O recurso a materiais naturais na construção, a ruína tomada pela vegetação, a integração do afloramento
rochoso em que o arquiteto joga com o interior e o exterior, proporcionando uma continuidade entre os dois, uma
continuidade da paisagem, levando para ao interior o mesmo muro de granito que usa no exterior como se fosse um
gesto único, proporcionando espaços em que ambos os universos se fundem, em que o construído é a Natureza e a
Natureza é também ela construída.

Poder-se-ia dizer que a casa é como um abrigo, uma caverna, disfarçada pela própria natureza, que por
dentro dispõe da clareza, tecnologia e conforto mais sofisticados. A rudeza no tratamento exterior, em pedra, que
parece ir de encontro a uma imagem idílica para aquele lugar, contrasta com a clareza do desenho e do detalhe
interior. Este encontro entre o “purismo” de Mies, moderno, e o “purismo” de uma intervenção com uma inspiração
cultural, mesmo que simulada, vêm caracterizar e distinguir a obra de Souto Moura dos seus antecessores. A génese
do projeto coincide com a nova modelação escalonada do terreno. Este já possuía os socalcos, mas as proporções
existentes não respondiam aos requisitos do projeto. As terraplanagens existentes possuíam 1,5 metros de altura,
duplicando-se em planta as suas dimensões e reduzindo os aterros pela metade. Nesta remodelação mantiveram-se
as cotas do projeto e do terreno e utilizaram-se as pedras já existentes para os muros dos socalcos.

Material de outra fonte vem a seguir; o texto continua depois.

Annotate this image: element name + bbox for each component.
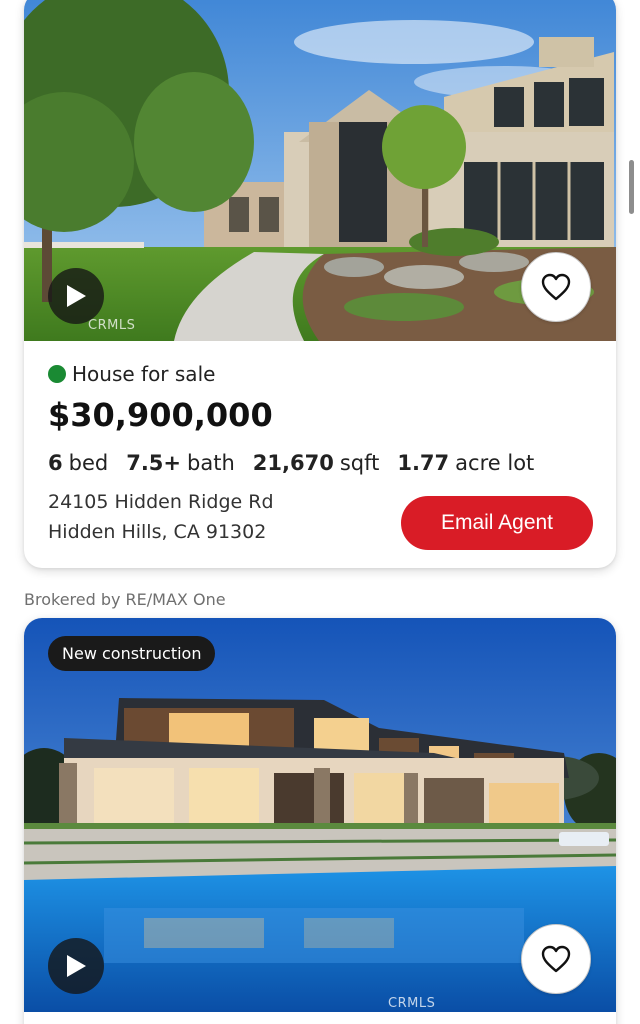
address-street: 24105 Hidden Ridge Rd [48,491,274,513]
photo-watermark: CRMLS [88,318,136,333]
listing-price: $30,900,000 [48,396,273,434]
status-text: House for sale [72,362,216,386]
listing-status: House for sale [48,362,215,386]
email-agent-button[interactable]: Email Agent [401,496,593,550]
play-icon [65,284,87,308]
spec-lot: 1.77 acre lot [397,451,535,475]
new-construction-badge: New construction [48,636,216,671]
save-favorite-button[interactable] [521,252,591,322]
spec-beds: 6 bed [48,451,109,475]
listing-card[interactable]: New construction CRMLS [24,618,616,1024]
save-favorite-button[interactable] [521,924,591,994]
listing-card[interactable]: CRMLS House for sale $30,900,000 6 bed 7.… [24,0,616,568]
video-play-button[interactable] [48,268,104,324]
listing-photo[interactable]: New construction CRMLS [24,618,616,1012]
address-city: Hidden Hills, CA 91302 [48,521,267,543]
status-dot-icon [48,365,66,383]
play-icon [65,954,87,978]
spec-baths: 7.5+ bath [126,451,235,475]
heart-icon [541,273,571,301]
spec-sqft: 21,670 sqft [252,451,380,475]
scrollbar-thumb[interactable] [629,160,634,214]
photo-watermark: CRMLS [388,996,436,1011]
broker-attribution: Brokered by RE/MAX One [24,590,226,609]
listing-photo[interactable]: CRMLS [24,0,616,341]
listing-specs: 6 bed 7.5+ bath 21,670 sqft 1.77 acre lot [48,451,552,475]
heart-icon [541,945,571,973]
listing-address[interactable]: 24105 Hidden Ridge Rd Hidden Hills, CA 9… [48,487,274,547]
video-play-button[interactable] [48,938,104,994]
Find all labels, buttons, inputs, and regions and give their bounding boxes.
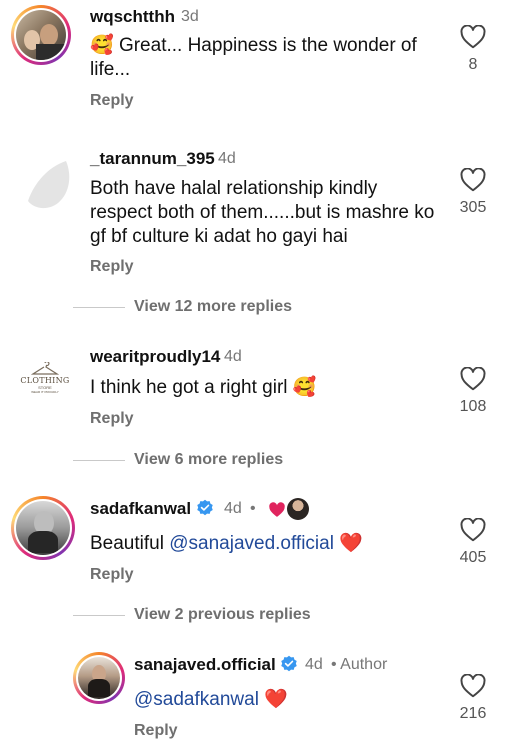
comment-timestamp: 4d [224,500,242,517]
avatar-sanajaved[interactable] [73,652,125,704]
separator-dot: • [250,500,256,517]
heart-outline-icon[interactable] [460,517,486,542]
like-column: 8 [448,24,498,74]
comment-body: Great... Happiness is the wonder of life… [90,35,417,80]
view-previous-replies-button[interactable]: View 2 previous replies [134,606,311,624]
like-column: 305 [448,167,498,217]
heart-outline-icon[interactable] [460,366,486,391]
divider-line [73,460,125,461]
comment-username[interactable]: wearitproudly14 [90,347,220,367]
liked-by-creator-heart-icon [269,502,285,517]
view-more-replies-button[interactable]: View 6 more replies [134,451,283,469]
like-column: 405 [448,517,498,567]
like-count: 216 [459,705,487,722]
username-text[interactable]: sanajaved.official [134,655,276,674]
username-text[interactable]: sadafkanwal [90,499,191,518]
like-column: 216 [448,673,498,723]
like-count: 305 [459,199,487,216]
emoji: 🥰 [292,377,317,398]
avatar-sadafkanwal[interactable] [11,496,75,560]
comment-username[interactable]: wqschtthh [90,7,175,27]
reply-button[interactable]: Reply [90,410,134,428]
like-column: 108 [448,366,498,416]
hanger-icon [31,362,59,375]
default-avatar-icon [28,161,70,209]
emoji: 🥰 [90,35,114,56]
comment-text: Both have halal relationship kindly resp… [90,178,435,247]
comment-body: I think he got a right girl [90,377,288,398]
comment-timestamp: 4d [305,656,323,673]
comment-timestamp: 4d [218,150,236,167]
emoji: ❤️ [264,689,288,710]
comment-text: Beautiful @sanajaved.official ❤️ [90,532,440,556]
avatar-wqschtthh[interactable] [11,5,71,65]
creator-mini-avatar [287,498,309,520]
like-count: 108 [459,398,487,415]
verified-badge-icon [281,655,298,672]
comment-username[interactable]: sadafkanwal [90,499,214,519]
emoji: ❤️ [339,533,363,554]
comment-username[interactable]: sanajaved.official [134,655,298,675]
comment-text: I think he got a right girl 🥰 [90,376,440,400]
verified-badge-icon [197,499,213,516]
comment-body: Beautiful [90,533,170,554]
reply-button[interactable]: Reply [90,92,134,110]
logo-text: CLOTHING [20,376,70,385]
comment-text: 🥰 Great... Happiness is the wonder of li… [90,34,445,82]
comment-timestamp: 4d [224,348,242,365]
heart-outline-icon[interactable] [460,673,486,698]
divider-line [73,615,125,616]
avatar-wearitproudly[interactable]: CLOTHING STORE WEAR IT PROUDLY [14,347,76,409]
like-count: 405 [459,549,487,566]
reply-button[interactable]: Reply [90,566,134,584]
mention-link[interactable]: @sadafkanwal [134,689,259,710]
mention-link[interactable]: @sanajaved.official [169,533,334,554]
comment-username[interactable]: _tarannum_395 [90,149,215,169]
reply-button[interactable]: Reply [90,258,134,276]
reply-button[interactable]: Reply [134,722,178,740]
avatar-tarannum[interactable] [20,153,80,213]
author-label: • Author [331,656,388,673]
like-count: 8 [468,56,478,73]
divider-line [73,307,125,308]
view-more-replies-button[interactable]: View 12 more replies [134,298,292,316]
logo-tagline: WEAR IT PROUDLY [31,390,59,394]
comment-text: @sadafkanwal ❤️ [134,688,434,712]
comment-timestamp: 3d [181,8,199,25]
heart-outline-icon[interactable] [460,24,486,49]
heart-outline-icon[interactable] [460,167,486,192]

Nas casas do Norte, como em Moledo, parece manter-se uma atitude de inspiração mais com a própria
região, com um passado, uma paisagem marcada pelas realizações humanas, com uma cultura própria e impessoal,
do que com a formação académica. Esta torna-se relevante pelo método implícito no trabalho dos seus arquitetos
de referência, neste caso Fernando Távora e Siza, em Portugal, de onde advém a consciência sempre presente de,
antes de qualquer coisa, interpretar o lugar do projeto. Esta interpretação prévia torna-se muitas vezes a razão onde
assenta a ideia de toda a obra.
…..cc

Em Souto Moura, a ideia de construir para um lugar, um novo e integrante lugar, não é conotada com uma
arquitetura vernacular. O vernacular aqui encontra-se pela capacidade de entender a essência de cada sítio, fazendo
o melhor por ele dentro das circunstâncias que o envolvem. “O sítio é um pressuposto. (…) É impossível fazer casas
sem ter um lápis, e ter casas sem ter um sitio (…) o sítio é tão importante quanto as outras coisas que intervêm no
projeto”. Esta consciência está associada sempre a uma clareza de desenho, a uma simplificação da forma e dos
elementos, utilizando materiais e técnicas atuais, que remetem as obras para o seu próprio tempo. A conjugação dos
dois fatores, o respeito para com um sítio e cultura que lhe estão associadas e o depuramento formal e a
sofisticação, oferecem às suas obras um carácter atemporal. Elas não se querem fixar num momento romântico
idílico de que as envolventes criam a tentação, querem ser o objeto claro e bem definido que a arquitetura
contemporânea pode fornecer, ou ambos, a que se acrescenta o sabor atemporal da pedra, da vegetação, das vistas,
como que a pedirem para poderem permanecer nesses lugares. “Eduardo Souto Moura aceita indiferentemente os
sistemas tradicionais ou os Modernos acreditando que ambos perderam a sua razão fundadora, para se
transformarem apenas em meros instrumentos de igual valor operativo na sua dupla capacidade de “ainda
servirem” funcionalmente e de se revelarem aptos a evocarem memórias, que estabelecem uma imediata relação de
familiaridade com o uso dos espaços e dos objetos arquitetónicos que propõe”.